One badly affected field is mental health, as isolation, grief and social disruption take their toll; this is on top of the finding that one in three people who have suffered from Covid-19 were diagnosed with a neurological or psychiatric condition within six months. The other is cancer care, where research, screening, diagnosis and treatments have all been disrupted. In both areas firm data about pandemic damage is emerging that highlight the need for action.
While delays in cancer diagnosis and treatment mainly hit people in middle and old age, the young seem particularly susceptible to indirect mental harm from the pandemic. A study published last month by researchers at the University of Surrey assessed 259 students before the pandemic and again during lockdown last year. They found levels of clinical depression had doubled from 15 per cent to 35 per cent.

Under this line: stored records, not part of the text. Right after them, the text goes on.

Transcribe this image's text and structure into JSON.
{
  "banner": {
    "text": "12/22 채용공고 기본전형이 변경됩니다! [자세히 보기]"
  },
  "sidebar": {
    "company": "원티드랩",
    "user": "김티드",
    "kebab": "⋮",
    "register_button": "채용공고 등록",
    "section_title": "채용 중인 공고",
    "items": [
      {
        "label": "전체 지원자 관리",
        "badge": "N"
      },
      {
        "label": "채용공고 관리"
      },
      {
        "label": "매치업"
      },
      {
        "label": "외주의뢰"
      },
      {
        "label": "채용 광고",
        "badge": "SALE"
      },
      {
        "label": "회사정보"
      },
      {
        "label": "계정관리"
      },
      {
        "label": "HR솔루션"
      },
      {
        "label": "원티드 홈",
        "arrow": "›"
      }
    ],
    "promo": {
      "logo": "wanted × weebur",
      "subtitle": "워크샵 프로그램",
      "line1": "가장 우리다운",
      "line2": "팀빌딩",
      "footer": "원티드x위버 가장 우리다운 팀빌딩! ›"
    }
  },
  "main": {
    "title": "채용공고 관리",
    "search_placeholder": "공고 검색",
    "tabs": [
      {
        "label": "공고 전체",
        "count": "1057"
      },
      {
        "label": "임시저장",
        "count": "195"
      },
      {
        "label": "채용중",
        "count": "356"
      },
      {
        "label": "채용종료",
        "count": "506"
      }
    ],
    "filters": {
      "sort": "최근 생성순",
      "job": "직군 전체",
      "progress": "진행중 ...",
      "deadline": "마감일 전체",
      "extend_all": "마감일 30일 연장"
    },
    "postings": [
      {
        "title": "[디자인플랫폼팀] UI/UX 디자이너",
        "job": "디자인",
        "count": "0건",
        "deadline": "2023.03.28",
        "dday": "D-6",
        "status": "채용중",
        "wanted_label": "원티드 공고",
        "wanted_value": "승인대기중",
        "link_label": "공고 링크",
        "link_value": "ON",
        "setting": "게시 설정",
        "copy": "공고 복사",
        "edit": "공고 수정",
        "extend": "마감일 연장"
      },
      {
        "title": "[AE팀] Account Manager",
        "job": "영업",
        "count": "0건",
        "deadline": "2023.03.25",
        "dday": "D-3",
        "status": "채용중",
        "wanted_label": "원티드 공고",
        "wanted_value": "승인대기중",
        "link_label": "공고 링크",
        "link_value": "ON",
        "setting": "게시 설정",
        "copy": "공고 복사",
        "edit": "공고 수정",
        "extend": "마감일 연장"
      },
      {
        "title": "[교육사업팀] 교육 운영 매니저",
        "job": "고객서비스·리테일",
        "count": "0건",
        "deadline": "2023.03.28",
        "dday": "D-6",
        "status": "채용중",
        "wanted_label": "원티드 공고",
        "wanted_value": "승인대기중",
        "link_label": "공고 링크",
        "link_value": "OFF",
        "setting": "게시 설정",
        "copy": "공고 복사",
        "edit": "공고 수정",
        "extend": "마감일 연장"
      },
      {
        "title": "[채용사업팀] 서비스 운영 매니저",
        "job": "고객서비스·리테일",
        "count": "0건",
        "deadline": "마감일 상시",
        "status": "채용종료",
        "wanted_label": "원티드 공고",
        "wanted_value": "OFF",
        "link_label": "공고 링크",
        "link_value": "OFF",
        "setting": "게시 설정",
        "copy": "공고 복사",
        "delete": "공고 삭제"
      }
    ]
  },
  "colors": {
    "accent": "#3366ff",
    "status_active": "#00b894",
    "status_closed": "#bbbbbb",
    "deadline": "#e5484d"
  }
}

On a far larger scale the US Centers for Disease Control released a survey of 790,00 Americans, which showed mental health deteriorating further during the pandemic. The proportion of adults with recent symptoms of anxiety or depression rose from 36.4 per cent in August 2020 to 41.5 per cent in February 2021. Increases were largest in the 18-29 age group.

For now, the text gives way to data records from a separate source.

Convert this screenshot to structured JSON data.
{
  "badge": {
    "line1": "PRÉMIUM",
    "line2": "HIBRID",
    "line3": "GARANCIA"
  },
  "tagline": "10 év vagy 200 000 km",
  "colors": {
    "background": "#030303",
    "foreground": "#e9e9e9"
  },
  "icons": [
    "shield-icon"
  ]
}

No government or health system has sufficient resources to improve mental wellbeing substantially for everyone but it is clear that services to help children and young adults should be the priority. In the longer run, training for professionals across the spectrum of mental health professions must be expanded to provide more therapists, psychiatrists, nurses and other specialists and satisfy at least some of the growing demand for their services.
In cancer, pandemic damage begins with discovery and development of new diagnostics and treatments. Labs were shut down for months during last year’s lockdowns, most clinical trials had to close for a period, some scientists left oncology to work on Covid-19 — and research has been hit by a downturn in funding.

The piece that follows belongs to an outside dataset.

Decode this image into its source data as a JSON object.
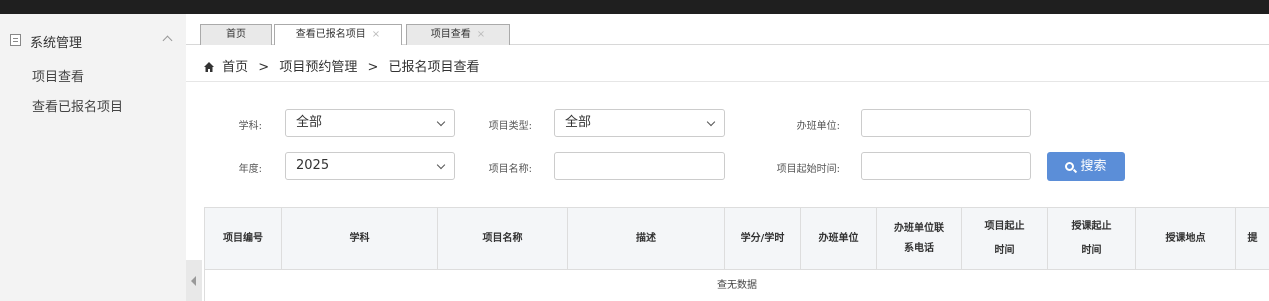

Cancer Research UK, Britain’s largest funder of oncology research, is predicting a £300m fall in income over three years because the pandemic has hit charitable giving hard. Researchers estimate that 18 months of progress has been lost. The UK government should respond urgently to the plea by medical charities to make up some of their shortfall in donations.
As Lancet Oncology, the field’s leading journal, says in an editorial this month, “Covid-19 has had devastating effects on patients [around the world] with cancer, with huge numbers of missed diagnoses and delayed treatments, due to health systems under pressure and patients’ reluctance to seek medical care.”
In the UK, around 4.4m fewer cancer diagnostic tests took place last year than in 2019 and 44,000 fewer patients started treatment. Experts estimate that, very broadly, a week’s delay in cancer referral reduces a patient’s chances of survival by 1 per cent.
In the long run, the mental health and cancer fields can improve efficiency by learning lessons from the pandemic — for example treating more patients remotely, whether by running more video consultations or prescribing more drugs that can be taken at home. But action is needed now to tackle the immediate crises in both areas.